One person criticized Yang for saying Japanese Americans during World War II “volunteered for military duty at the highest possible levels to demonstrate that they were Americans” as part of his argument.

“This rhetoric is extremely dangerous and takes me back to the WWII camps, when Japanese Americans were encouraged to display their patriotism as a response to being treated like prisoners,” the person wrote on Twitter.

Still others said Yang’s op-ed failed to address the role that oppression has had on Asians in the United States.

Throughout his presidential run, Yang was often rebuked for playing up harmful stereotypes about Asians and Asian Americans, from adopting “MATH” — or “Make America Think Harder” — as his campaign slogan to implying he knows a lot of doctors because of his race at a cringeworthy presidential debate.

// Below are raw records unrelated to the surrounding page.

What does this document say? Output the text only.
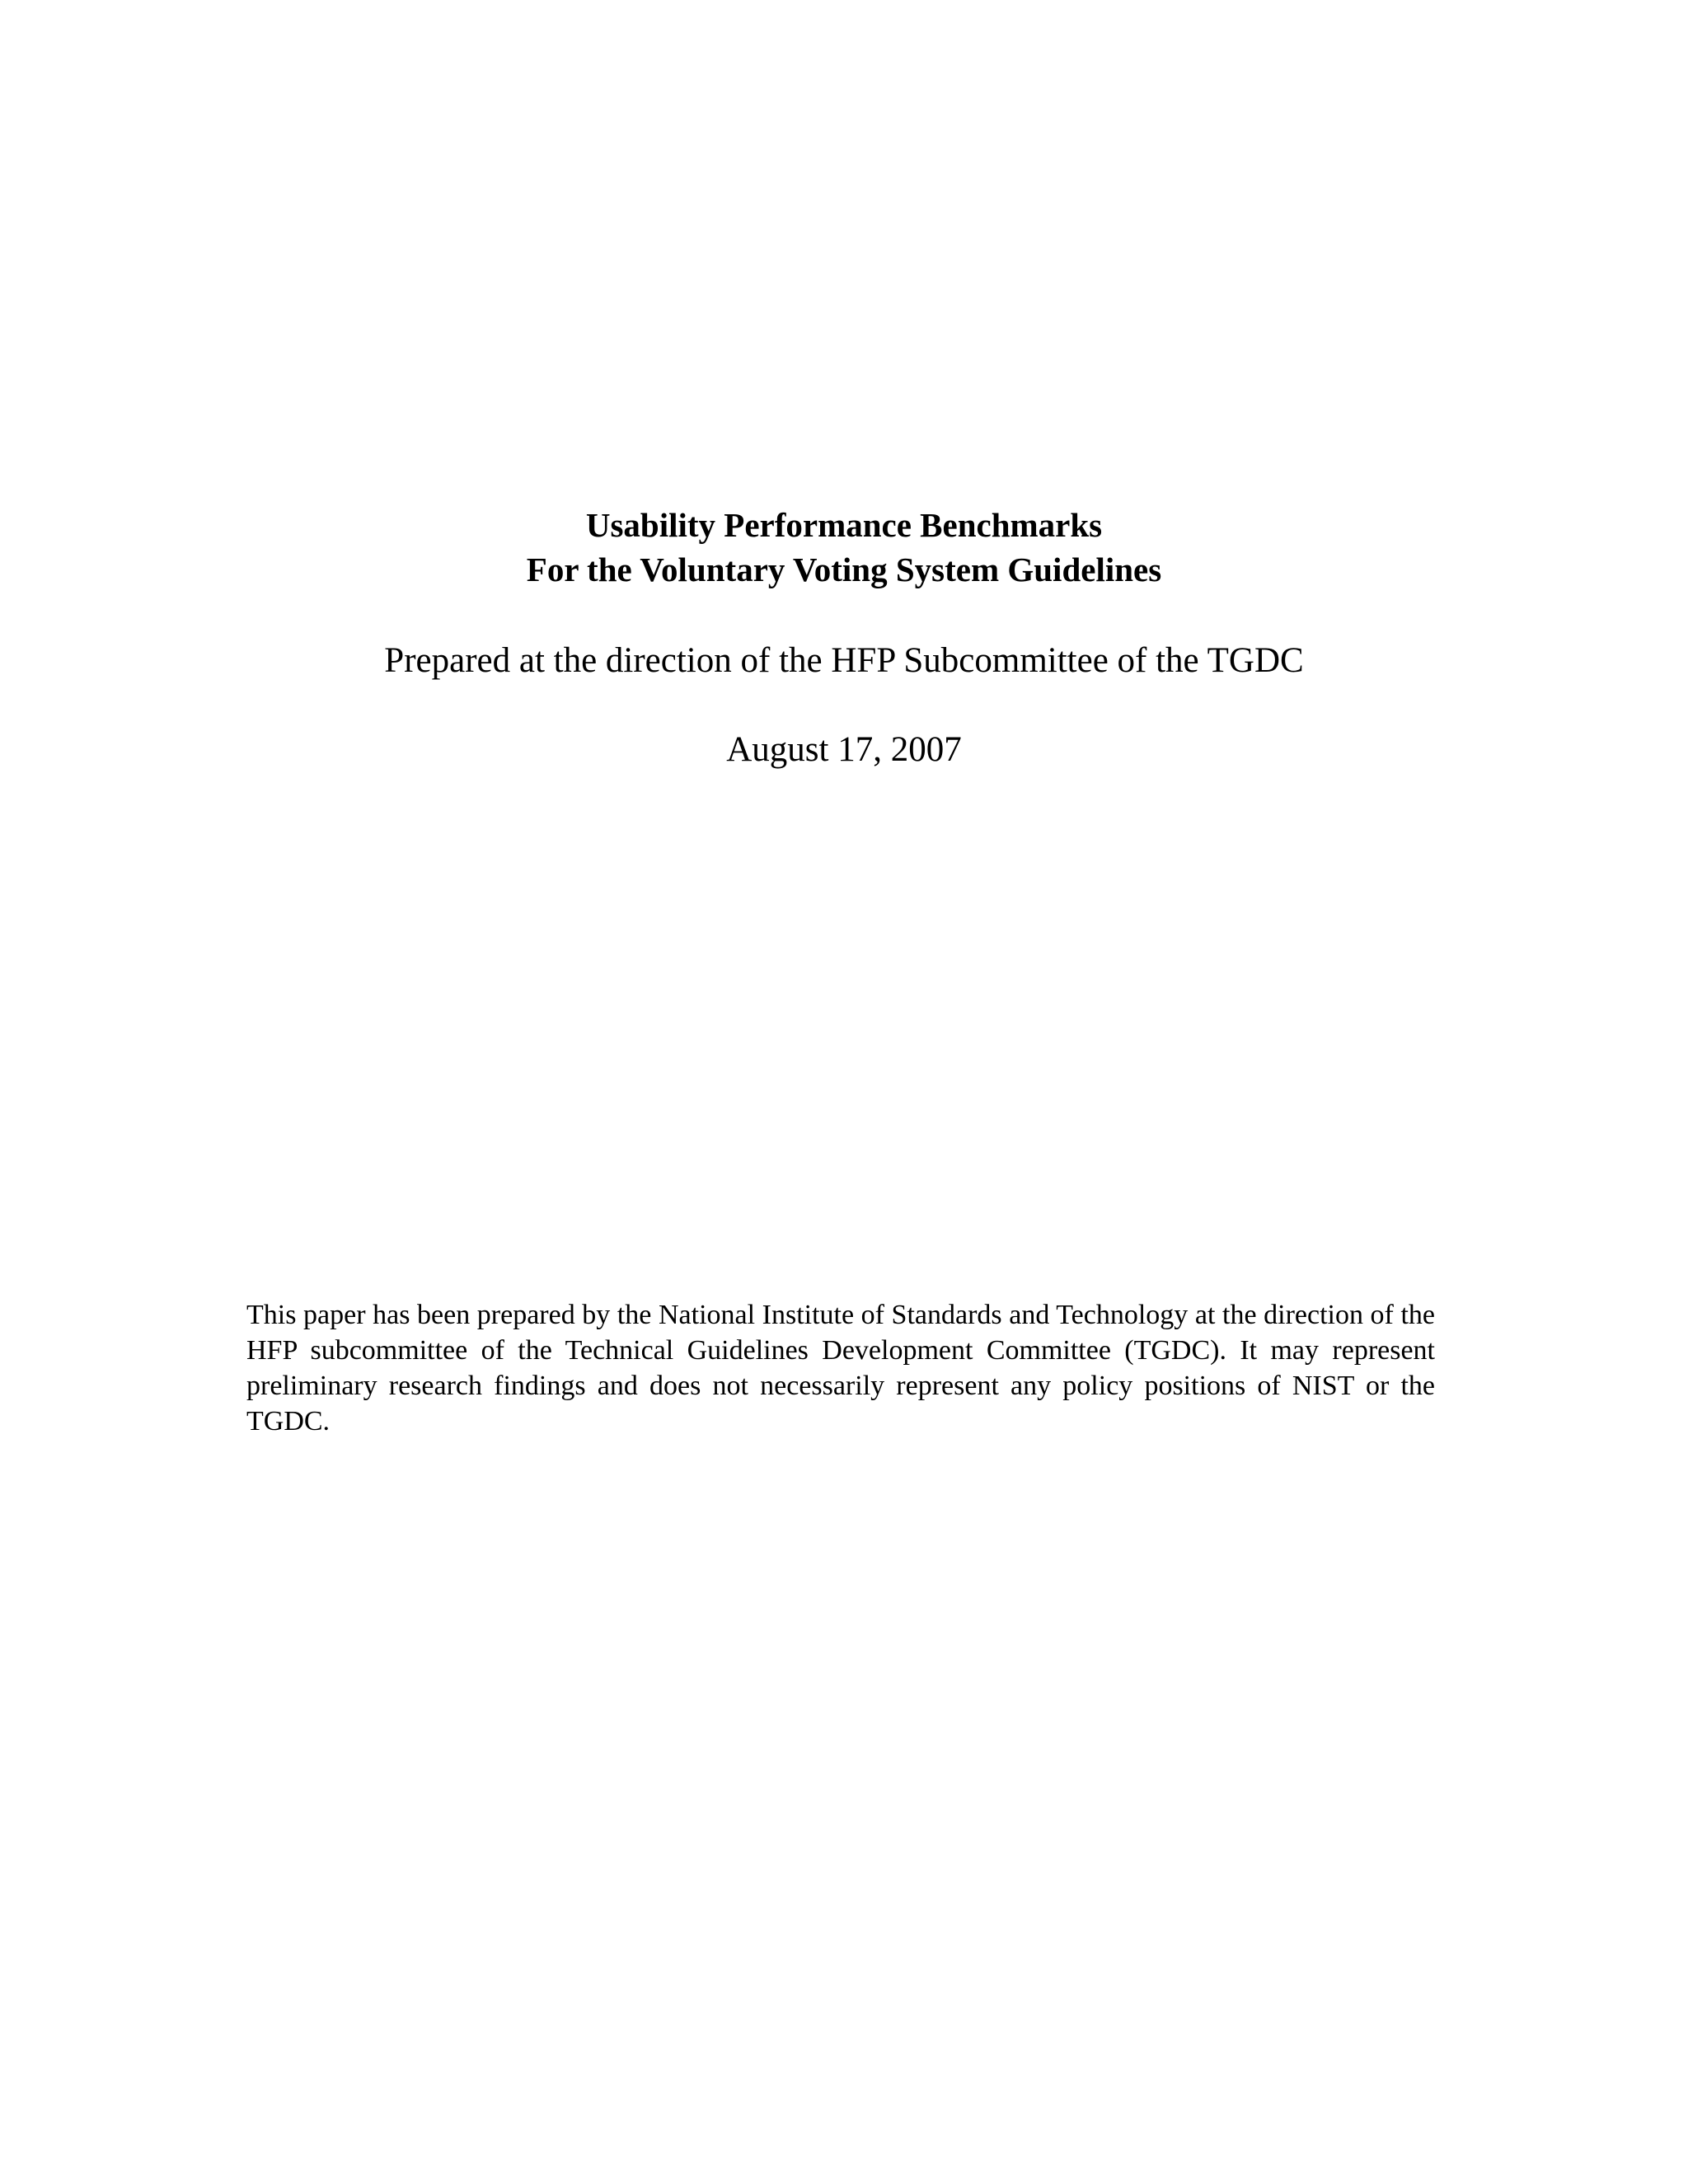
Usability Performance Benchmarks
For the Voluntary Voting System Guidelines
Prepared at the direction of the HFP Subcommittee of the TGDC
August 17, 2007
This paper has been prepared by the National Institute of Standards and Technology at the direction of the HFP subcommittee of the Technical Guidelines Development Committee (TGDC). It may represent preliminary research findings and does not necessarily represent any policy positions of NIST or the TGDC.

Since the end of his campaign, Yang has transitioned into his new role as a political commentator for CNN and plans to launch a weekly podcast with the Cadence13 network about public policy, technology and social issues, called “Yang Speaks.”

Though it’s all fine and great that Yang has chosen to remain in the spotlight, especially since national media is lacking in people of color, his op-ed for The Washington Post isn’t doing Asian Americans any favors in the acceptance and inclusion department — and it’s certainly not “part of the solution.”